Why Akira Kurosawa Is The Master Of Visual Storytelling

By Srikanth Kanchinadham. Posted on April 06, 2015

Hailed as one of the greatest film-makers, Akira Kurosawa has been an inspiration for all generations of filmmakers. In a career spanning over five decades, Kurosawa directed thirty films and has given us classics like Seven Samurai, The Hidden Fortress and Throne of Blood amongst others. His films are remarkable for the manner in which he merges the movement and emotions of his scenes and characters, thereby giving us a cinematic experience like no other.

A video essay by Tony Zhou shows how Kurosawa combined camera movement and composition to narrate his stories. It also demonstrates how the great filmmaker used 5 different styles to support his visual style of storytelling.
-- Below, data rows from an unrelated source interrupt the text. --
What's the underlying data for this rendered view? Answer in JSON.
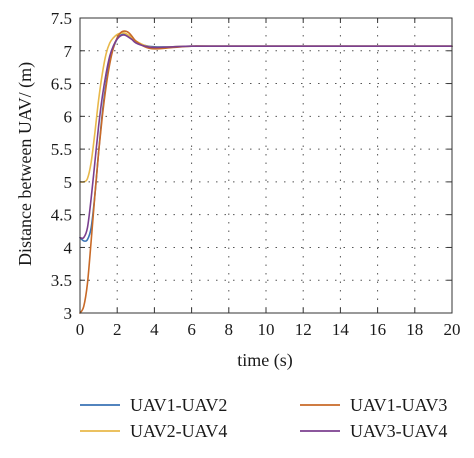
{
  "chart_data": {
    "type": "line",
    "xlabel": "time (s)",
    "ylabel": "Distance between UAV/ (m)",
    "xlim": [
      0,
      20
    ],
    "ylim": [
      3,
      7.5
    ],
    "xticks": [
      0,
      2,
      4,
      6,
      8,
      10,
      12,
      14,
      16,
      18,
      20
    ],
    "yticks": [
      3,
      3.5,
      4,
      4.5,
      5,
      5.5,
      6,
      6.5,
      7,
      7.5
    ],
    "grid": true,
    "legend_position": "bottom",
    "series": [
      {
        "name": "UAV1-UAV2",
        "color": "#3a73b5",
        "x": [
          0,
          0.2,
          0.4,
          0.6,
          0.8,
          1.0,
          1.2,
          1.4,
          1.6,
          1.8,
          2.0,
          2.2,
          2.4,
          2.6,
          2.8,
          3.0,
          3.5,
          4.0,
          5.0,
          6.0,
          8.0,
          20.0
        ],
        "y": [
          4.15,
          4.1,
          4.12,
          4.3,
          4.8,
          5.45,
          6.05,
          6.5,
          6.85,
          7.05,
          7.18,
          7.24,
          7.25,
          7.22,
          7.18,
          7.13,
          7.08,
          7.06,
          7.06,
          7.07,
          7.07,
          7.07
        ]
      },
      {
        "name": "UAV2-UAV4",
        "color": "#e8b84a",
        "x": [
          0,
          0.2,
          0.4,
          0.6,
          0.8,
          1.0,
          1.2,
          1.4,
          1.6,
          1.8,
          2.0,
          2.2,
          2.4,
          2.6,
          2.8,
          3.0,
          3.5,
          4.0,
          5.0,
          6.0,
          8.0,
          20.0
        ],
        "y": [
          5.0,
          5.0,
          5.05,
          5.3,
          5.75,
          6.25,
          6.65,
          6.95,
          7.12,
          7.2,
          7.25,
          7.27,
          7.27,
          7.24,
          7.2,
          7.15,
          7.08,
          7.05,
          7.06,
          7.07,
          7.07,
          7.07
        ]
      },
      {
        "name": "UAV1-UAV3",
        "color": "#c86a28",
        "x": [
          0,
          0.2,
          0.4,
          0.6,
          0.8,
          1.0,
          1.2,
          1.4,
          1.6,
          1.8,
          2.0,
          2.2,
          2.4,
          2.6,
          2.8,
          3.0,
          3.5,
          4.0,
          5.0,
          6.0,
          8.0,
          20.0
        ],
        "y": [
          3.0,
          3.1,
          3.45,
          4.1,
          4.8,
          5.45,
          6.0,
          6.45,
          6.8,
          7.05,
          7.2,
          7.28,
          7.3,
          7.28,
          7.22,
          7.15,
          7.06,
          7.03,
          7.05,
          7.07,
          7.07,
          7.07
        ]
      },
      {
        "name": "UAV3-UAV4",
        "color": "#7b3f8f",
        "x": [
          0,
          0.2,
          0.4,
          0.6,
          0.8,
          1.0,
          1.2,
          1.4,
          1.6,
          1.8,
          2.0,
          2.2,
          2.4,
          2.6,
          2.8,
          3.0,
          3.5,
          4.0,
          5.0,
          6.0,
          8.0,
          20.0
        ],
        "y": [
          4.15,
          4.15,
          4.3,
          4.75,
          5.3,
          5.85,
          6.3,
          6.65,
          6.92,
          7.08,
          7.18,
          7.23,
          7.24,
          7.21,
          7.17,
          7.12,
          7.07,
          7.05,
          7.06,
          7.07,
          7.07,
          7.07
        ]
      }
    ]
  }
}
The styles employed by the filmmaker are Movement of Nature, Movement of Groups, Movement of Individual, Movement of Camera and Moment of the Cut.

This video also sees great film-makers like Sidney Lumet and Robert Altman talk about how Kurosawa influenced them.

Describing each of these movements, this video shows good framing can convey various emotions effectively. Kurosawa's ability to merge movement, composition with the emotions of his characters shows how filmmakers can add a lot of visual variety to their scenes.